Using sculpture, drawing, photographs, text, sound, video, and painting, Trisha Donnelly has composed this installation, her first solo museum exhibition in the United States, using works made between 1998 and 2007. In a breathtakingly spare gallery, 24 works of art are closely hung on a horizontal line. The works on display, which also include one sculpture and three different sound works, propose a reconfiguration of the past constructed from a rigorous, distinctly personal selection.

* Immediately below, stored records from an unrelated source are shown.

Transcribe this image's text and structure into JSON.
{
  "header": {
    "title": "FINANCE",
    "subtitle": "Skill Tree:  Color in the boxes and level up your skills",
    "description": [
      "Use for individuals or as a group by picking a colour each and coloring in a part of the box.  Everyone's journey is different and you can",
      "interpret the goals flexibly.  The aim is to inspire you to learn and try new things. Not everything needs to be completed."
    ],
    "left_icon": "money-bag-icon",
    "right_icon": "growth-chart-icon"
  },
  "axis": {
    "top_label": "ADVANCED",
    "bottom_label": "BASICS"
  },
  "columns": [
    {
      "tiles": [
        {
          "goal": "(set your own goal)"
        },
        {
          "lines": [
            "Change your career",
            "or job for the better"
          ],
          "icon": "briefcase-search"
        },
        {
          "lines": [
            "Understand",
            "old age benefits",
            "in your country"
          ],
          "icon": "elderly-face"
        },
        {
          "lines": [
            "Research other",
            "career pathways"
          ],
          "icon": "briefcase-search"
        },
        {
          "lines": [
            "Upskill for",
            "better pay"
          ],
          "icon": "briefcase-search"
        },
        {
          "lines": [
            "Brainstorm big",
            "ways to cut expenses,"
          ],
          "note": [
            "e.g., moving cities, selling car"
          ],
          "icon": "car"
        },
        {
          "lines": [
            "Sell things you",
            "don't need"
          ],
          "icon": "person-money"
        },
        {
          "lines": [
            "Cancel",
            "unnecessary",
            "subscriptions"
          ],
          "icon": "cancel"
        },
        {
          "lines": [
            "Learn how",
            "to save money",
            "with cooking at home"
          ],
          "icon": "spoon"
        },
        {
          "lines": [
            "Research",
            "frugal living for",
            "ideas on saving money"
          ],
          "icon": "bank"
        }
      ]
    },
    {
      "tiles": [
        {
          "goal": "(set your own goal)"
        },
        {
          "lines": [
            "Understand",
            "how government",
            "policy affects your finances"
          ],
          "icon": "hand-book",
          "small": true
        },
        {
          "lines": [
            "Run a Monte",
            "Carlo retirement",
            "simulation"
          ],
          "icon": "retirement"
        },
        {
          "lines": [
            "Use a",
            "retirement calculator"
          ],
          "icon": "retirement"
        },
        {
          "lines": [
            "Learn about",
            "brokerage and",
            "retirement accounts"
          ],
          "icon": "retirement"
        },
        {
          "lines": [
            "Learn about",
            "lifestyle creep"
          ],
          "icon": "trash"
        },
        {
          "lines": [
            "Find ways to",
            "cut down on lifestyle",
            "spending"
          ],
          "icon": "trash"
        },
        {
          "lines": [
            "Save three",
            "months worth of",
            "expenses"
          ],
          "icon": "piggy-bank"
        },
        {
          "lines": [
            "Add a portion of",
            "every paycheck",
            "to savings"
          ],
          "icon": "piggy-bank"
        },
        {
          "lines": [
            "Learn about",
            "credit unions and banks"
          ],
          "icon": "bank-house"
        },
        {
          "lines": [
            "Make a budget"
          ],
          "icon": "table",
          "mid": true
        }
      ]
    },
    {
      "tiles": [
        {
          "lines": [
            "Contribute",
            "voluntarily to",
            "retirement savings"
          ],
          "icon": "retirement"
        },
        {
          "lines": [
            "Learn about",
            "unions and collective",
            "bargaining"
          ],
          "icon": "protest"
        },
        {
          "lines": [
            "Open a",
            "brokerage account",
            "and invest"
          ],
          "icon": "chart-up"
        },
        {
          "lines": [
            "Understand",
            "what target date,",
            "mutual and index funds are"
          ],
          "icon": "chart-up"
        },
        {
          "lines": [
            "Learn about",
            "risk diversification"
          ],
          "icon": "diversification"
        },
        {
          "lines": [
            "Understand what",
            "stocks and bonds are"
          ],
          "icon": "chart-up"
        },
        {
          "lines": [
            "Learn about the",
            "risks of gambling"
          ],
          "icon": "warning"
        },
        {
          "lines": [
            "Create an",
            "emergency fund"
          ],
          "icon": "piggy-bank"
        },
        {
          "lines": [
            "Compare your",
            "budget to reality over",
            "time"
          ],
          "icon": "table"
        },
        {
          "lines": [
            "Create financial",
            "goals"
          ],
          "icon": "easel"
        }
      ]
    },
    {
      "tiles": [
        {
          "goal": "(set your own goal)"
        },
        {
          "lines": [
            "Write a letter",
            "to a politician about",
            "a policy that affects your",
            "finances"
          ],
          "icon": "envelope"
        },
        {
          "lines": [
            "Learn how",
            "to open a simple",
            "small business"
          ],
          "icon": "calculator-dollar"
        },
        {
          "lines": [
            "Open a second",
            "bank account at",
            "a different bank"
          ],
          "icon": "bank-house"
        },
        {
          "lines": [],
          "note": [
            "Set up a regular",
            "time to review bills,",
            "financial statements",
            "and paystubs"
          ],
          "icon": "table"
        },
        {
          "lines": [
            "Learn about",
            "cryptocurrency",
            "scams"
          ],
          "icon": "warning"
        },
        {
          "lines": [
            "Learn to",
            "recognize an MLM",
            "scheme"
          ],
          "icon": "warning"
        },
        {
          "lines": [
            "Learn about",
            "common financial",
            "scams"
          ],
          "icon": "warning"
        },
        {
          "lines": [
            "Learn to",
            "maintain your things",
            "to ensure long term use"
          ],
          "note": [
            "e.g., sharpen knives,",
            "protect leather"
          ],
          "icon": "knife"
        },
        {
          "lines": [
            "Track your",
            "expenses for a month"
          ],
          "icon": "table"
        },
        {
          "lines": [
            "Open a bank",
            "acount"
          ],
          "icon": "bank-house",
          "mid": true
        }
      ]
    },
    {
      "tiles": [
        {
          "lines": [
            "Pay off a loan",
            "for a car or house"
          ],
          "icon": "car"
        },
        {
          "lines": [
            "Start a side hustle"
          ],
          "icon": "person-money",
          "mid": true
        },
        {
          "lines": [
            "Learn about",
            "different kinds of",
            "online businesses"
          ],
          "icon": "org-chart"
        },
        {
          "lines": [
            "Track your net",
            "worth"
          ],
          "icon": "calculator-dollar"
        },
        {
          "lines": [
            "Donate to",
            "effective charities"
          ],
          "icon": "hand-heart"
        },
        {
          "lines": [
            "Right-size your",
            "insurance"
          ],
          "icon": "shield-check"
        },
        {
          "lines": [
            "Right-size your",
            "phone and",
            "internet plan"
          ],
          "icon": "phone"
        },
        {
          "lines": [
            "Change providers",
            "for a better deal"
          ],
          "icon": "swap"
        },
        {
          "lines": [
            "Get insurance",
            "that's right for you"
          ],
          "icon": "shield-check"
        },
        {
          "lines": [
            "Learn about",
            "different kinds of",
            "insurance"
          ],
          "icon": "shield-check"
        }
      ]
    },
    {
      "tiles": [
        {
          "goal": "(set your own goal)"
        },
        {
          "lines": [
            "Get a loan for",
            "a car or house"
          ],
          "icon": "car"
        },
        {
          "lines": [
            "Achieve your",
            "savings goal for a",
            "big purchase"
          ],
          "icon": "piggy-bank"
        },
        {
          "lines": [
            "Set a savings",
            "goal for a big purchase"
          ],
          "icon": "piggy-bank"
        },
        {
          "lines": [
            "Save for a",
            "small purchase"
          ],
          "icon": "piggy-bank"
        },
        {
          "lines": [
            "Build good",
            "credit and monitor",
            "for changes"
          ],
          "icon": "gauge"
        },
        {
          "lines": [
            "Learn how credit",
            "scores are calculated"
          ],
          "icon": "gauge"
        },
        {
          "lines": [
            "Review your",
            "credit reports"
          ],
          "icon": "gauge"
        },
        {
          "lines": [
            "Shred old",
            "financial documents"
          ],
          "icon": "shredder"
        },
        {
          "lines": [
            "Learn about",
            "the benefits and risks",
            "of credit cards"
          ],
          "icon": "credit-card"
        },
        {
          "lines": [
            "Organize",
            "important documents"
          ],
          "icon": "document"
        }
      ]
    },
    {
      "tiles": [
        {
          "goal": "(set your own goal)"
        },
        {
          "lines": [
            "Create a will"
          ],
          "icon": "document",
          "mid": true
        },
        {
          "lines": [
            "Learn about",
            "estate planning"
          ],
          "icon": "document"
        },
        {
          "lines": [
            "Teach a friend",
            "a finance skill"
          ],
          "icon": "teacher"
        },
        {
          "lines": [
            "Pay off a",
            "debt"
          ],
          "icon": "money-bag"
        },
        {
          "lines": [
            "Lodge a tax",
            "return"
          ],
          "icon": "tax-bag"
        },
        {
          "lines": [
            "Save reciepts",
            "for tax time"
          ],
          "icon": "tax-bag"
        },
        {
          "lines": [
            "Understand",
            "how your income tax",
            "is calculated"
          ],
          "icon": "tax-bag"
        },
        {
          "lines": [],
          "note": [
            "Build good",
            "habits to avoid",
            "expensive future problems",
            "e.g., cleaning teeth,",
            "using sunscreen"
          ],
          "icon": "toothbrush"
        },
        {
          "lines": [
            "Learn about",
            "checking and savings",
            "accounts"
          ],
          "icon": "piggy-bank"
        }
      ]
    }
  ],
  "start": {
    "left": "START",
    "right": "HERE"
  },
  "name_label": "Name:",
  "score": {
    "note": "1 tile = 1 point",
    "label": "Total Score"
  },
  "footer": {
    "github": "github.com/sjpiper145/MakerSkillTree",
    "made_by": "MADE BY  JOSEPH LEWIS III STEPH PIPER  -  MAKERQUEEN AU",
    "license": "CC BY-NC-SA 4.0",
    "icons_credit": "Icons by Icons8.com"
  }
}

Trisha Donnelly’s ineffable body of work resists simple characterization. A lexicon of imagery and action relies on the power of suggestion: what precise, economical gesture can evoke a moment, a place, a feeling? How does sound create form? With a word, can the artist embed herself in our consciousness? These potent gestures are catalysts, and this is the crux of Donnelly’s work. What unite her media-diverse work are gestures of altered time, shifters, dimensional explorations, evocation, perception, and belief structures.
Time, literally and metaphorically, is a signature of Donnelly’s work: a drawing may request slowness, a sound piece may stretch a phrase interminably, a video presents an action in slow motion, a photograph freezes a turn of the torso. This pause generates shifts, fractures, and collapses in time, both in the present and in time’s historical reverberations. This exhibition, too, requests time.